I’m working on cryo-EM reconstruction of a membrane protein complex in CryoSPARC, and I’m observing two distinct populations in my 3D refinements. One population has a specific structural feature in the expected orientation, while the other appears rotated ~90° relative to the first.
I’m relatively new to the field and have been trying different approaches to improve resolution. Here’s what I’ve tested so far:
Template Picking (Curated Exposures)
Box size 600 → The 90° rotated population appears.
Box size 700 → The expected orientation is observed.
Template Picking (Whole Exposures)
Box size 600 → The 90° rotated population appears.
Box size 700 → The expected orientation is observed.
Topaz Training & Extraction (Box 700)
Ab-initio Classification Results:
90° rotated population → 120K particles.
Expected orientation → 45K particles.
For all refinements, I start with homogeneous refinement (C1 symmetry), followed by non-uniform (NU) refinement with C2 symmetry.
Has anyone encountered a similar issue? Could this be due to flexibility, or is there a processing step I should revisit? Any suggestions on how to resolve or further analyze this issue would be greatly appreciated!
Would you be able to post some images of your volumes that illustrate this issue including both the C1 and C2 refinements? Additionally, can you post the cFAR and FSC plots for the refinements as well.
sorry for the late reply.
Here is an image for the right orientation (green) and the unexpected orienation (red). C1 and C2 looks same for each orientation. both of them are from the same particles.
The obvious change is in the cytoplasmic side of the protein. the rest of the density looks normal
Have you checked these are not just the correct and inverted hand solution? Because one looks very much like the mirror of the other. Ab initio has equal chance to converge on the correct vs inverted hand solution, so this would be expected
I’m not entirely sure how to check if the solution represents an inverted hand. What I did was run an ab initio reconstruction and obtained two distinct density maps. I then used all particles from both populations to perform separate refinements, using the two ab initio maps as reference volumes. Interestingly, the cFAR appears slightly better (or same) when refining against the orientation that seems unexpected.
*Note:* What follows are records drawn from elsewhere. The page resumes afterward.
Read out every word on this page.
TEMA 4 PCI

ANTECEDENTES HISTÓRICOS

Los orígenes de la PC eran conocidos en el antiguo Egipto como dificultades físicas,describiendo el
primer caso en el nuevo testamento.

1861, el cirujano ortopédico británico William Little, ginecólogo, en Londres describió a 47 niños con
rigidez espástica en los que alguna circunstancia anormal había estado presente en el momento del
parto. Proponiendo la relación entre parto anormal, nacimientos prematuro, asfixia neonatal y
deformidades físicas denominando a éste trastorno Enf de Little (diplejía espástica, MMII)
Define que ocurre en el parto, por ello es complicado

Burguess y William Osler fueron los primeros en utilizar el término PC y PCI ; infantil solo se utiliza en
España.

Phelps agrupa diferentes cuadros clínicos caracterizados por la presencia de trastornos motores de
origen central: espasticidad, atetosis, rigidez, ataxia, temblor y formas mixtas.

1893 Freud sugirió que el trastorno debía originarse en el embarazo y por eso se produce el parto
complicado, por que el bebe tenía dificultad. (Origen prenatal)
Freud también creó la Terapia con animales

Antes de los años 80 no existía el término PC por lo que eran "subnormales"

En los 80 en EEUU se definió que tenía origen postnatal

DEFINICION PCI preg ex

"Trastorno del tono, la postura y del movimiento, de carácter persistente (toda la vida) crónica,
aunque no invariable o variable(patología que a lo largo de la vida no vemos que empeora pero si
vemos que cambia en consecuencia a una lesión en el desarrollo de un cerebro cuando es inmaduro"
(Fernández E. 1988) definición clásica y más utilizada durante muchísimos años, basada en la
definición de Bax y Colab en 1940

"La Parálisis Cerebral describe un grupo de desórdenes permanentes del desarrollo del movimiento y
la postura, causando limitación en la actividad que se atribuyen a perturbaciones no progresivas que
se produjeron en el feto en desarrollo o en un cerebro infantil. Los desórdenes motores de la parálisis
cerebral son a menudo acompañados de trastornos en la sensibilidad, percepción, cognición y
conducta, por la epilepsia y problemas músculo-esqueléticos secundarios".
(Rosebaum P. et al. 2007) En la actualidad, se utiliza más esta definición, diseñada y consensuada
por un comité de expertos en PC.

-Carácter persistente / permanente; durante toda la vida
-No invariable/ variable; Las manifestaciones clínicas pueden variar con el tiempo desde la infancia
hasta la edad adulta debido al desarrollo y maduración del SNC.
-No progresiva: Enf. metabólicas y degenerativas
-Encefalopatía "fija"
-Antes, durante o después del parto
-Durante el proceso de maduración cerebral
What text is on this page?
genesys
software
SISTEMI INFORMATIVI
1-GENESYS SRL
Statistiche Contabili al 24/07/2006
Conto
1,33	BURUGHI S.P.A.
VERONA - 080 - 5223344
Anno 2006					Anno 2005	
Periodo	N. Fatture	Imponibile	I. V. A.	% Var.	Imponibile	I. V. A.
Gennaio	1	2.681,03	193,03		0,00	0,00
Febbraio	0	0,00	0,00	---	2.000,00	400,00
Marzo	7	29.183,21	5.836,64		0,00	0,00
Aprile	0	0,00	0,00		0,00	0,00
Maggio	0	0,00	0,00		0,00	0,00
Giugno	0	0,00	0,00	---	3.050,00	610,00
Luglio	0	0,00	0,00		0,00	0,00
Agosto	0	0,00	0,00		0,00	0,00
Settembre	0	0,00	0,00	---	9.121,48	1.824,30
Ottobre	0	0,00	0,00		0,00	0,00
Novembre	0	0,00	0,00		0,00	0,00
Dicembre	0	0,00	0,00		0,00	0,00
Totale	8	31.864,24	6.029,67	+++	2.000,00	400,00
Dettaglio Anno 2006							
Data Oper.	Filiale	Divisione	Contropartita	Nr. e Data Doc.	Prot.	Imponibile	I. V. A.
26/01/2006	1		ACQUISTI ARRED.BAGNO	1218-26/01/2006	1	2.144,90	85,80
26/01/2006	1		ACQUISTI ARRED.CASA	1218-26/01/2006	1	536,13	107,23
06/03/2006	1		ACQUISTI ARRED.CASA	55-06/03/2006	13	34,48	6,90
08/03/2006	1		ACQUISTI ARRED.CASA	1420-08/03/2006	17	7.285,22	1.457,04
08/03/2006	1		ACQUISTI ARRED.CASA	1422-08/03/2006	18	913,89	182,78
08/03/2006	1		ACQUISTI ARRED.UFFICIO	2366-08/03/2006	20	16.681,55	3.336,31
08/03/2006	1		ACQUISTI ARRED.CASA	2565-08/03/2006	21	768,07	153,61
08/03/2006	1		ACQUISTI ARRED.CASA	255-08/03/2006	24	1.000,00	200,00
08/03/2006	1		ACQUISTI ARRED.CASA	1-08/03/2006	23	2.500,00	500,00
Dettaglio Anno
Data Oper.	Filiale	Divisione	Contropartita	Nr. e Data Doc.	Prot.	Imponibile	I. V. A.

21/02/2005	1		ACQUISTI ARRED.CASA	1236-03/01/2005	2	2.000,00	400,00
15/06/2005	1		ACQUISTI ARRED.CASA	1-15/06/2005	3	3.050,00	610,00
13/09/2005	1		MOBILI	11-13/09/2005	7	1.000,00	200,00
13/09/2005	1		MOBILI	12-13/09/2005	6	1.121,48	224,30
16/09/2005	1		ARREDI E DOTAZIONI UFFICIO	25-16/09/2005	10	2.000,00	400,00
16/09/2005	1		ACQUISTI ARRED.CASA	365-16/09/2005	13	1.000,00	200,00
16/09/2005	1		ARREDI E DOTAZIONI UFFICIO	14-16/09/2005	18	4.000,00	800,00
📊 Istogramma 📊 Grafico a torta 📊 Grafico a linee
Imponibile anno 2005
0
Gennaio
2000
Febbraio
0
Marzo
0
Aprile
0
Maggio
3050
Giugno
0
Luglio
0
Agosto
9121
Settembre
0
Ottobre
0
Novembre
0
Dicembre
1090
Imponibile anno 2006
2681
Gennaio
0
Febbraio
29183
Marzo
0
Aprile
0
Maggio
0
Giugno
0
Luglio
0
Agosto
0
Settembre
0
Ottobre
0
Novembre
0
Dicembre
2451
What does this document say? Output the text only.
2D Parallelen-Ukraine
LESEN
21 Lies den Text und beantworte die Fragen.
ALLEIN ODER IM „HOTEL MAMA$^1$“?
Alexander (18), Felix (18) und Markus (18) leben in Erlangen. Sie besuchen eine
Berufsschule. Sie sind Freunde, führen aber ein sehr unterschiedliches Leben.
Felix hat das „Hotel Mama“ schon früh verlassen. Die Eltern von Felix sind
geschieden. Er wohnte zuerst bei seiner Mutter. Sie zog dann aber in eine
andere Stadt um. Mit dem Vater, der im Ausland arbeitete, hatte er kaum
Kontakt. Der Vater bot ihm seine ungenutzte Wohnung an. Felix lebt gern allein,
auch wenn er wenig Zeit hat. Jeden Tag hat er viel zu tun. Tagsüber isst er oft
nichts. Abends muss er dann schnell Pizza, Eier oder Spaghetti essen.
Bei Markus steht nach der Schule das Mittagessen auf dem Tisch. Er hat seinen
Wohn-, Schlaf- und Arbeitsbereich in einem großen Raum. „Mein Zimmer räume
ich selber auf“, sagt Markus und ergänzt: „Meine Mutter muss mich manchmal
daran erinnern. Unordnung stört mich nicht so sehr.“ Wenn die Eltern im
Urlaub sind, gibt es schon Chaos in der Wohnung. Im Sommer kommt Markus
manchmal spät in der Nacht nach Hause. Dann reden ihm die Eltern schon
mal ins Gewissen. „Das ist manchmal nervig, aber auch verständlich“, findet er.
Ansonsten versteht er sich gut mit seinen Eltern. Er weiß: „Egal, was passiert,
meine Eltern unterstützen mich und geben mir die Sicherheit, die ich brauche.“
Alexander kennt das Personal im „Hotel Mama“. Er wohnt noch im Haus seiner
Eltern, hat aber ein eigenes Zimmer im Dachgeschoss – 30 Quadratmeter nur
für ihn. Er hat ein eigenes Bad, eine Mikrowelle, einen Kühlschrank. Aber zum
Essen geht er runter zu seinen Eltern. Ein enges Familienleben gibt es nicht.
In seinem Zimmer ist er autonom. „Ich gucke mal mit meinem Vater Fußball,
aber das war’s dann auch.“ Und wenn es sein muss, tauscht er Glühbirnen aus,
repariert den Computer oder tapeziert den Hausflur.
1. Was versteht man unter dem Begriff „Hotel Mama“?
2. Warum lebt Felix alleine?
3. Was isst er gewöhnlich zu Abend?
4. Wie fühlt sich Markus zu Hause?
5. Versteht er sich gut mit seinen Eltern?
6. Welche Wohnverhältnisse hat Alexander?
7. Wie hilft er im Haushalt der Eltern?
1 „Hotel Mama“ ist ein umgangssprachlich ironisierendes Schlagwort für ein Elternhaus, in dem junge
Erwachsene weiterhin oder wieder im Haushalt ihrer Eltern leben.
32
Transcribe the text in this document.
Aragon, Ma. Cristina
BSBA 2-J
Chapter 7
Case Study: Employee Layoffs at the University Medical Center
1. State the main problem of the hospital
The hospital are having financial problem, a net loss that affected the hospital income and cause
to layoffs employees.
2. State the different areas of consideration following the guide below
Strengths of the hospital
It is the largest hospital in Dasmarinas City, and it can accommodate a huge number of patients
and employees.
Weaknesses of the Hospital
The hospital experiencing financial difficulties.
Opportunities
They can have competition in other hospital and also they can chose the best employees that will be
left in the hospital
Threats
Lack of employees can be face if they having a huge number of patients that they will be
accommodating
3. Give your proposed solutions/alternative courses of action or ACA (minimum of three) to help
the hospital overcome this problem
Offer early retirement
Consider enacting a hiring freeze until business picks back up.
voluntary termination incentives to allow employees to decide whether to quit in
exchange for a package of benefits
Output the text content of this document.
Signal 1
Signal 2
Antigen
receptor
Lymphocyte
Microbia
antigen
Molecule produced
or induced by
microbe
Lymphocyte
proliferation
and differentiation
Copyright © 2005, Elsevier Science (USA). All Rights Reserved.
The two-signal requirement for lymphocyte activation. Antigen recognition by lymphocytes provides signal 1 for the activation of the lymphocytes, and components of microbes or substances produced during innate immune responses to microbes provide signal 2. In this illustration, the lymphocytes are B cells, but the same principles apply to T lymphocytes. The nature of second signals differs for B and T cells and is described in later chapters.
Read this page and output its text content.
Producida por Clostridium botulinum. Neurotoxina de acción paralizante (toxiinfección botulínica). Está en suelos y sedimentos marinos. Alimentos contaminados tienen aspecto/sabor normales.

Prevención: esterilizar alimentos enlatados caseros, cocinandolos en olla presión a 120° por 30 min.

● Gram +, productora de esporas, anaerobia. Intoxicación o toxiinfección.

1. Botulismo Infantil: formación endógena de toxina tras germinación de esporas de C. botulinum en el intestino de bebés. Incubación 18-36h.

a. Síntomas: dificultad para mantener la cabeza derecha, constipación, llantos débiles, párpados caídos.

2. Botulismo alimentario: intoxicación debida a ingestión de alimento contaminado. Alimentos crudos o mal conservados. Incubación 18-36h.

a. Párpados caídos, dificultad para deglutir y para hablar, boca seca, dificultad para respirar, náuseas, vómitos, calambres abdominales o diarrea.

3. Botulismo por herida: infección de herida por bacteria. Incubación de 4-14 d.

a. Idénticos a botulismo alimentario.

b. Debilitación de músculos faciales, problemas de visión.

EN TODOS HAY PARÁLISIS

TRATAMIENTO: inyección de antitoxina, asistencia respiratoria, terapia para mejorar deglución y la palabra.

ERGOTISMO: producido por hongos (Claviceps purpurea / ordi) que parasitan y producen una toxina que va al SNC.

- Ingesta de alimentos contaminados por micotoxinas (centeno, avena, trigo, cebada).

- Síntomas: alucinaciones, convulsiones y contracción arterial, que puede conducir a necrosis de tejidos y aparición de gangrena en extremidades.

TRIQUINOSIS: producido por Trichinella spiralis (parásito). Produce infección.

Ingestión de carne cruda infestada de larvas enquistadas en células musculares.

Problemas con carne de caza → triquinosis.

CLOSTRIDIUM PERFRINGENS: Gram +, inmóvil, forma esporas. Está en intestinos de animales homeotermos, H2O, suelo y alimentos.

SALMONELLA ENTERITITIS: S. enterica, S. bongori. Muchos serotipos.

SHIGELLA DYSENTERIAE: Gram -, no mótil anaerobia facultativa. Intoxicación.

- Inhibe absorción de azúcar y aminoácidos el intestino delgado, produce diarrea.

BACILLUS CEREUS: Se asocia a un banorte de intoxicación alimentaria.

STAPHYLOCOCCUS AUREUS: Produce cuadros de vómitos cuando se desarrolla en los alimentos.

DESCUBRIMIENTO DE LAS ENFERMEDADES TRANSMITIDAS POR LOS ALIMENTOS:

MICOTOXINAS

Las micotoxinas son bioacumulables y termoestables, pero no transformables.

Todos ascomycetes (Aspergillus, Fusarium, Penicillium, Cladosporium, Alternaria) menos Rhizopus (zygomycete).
To clarify, this protein is Photosystem I, which has a cytoplasmic domain made up of three subunits. From the density maps, it looks like the major difference between the two reconstructions is localized to this domain. Visually, the maps appear to be mirror images of each other, particularly in that region, but I’m not sure how to formally confirm whether it’s truly an inverted hand.
That sounds very much like an inverted hand situation.
What happens if you take the “unexpected” orientation map, invert it using volume flip in ChimeraX (or vop zflip in Chimera) and align it to your other map? If it is an issue of the hand being inverted, they should then align well.
Agree with Oli that you’ve got two different handedness there.
Confirming is easy - try fitting PsaCDE and see if the alpha-helix of PsaD fits or is backwards. Or, as explained, zflip one in Chimera and compare.
Also make sure you haven’t got any duplicate particles because those FSC curves do not reach zero.
The simplest solution is take the correct handedness map (confirm by fitting a PDB) and refine the whole stack using that as a reference with homogeneous/NU refine. Then 3D classify to remove junk or tease out any subset which may have something interesting bound (e.g. ferredoxin).
Tetramer PSI cores? Interesting… red alga?
Handedness is always a coin toss. Theoretically 50/50, but with initial models I get inverted handedness 90% of the time.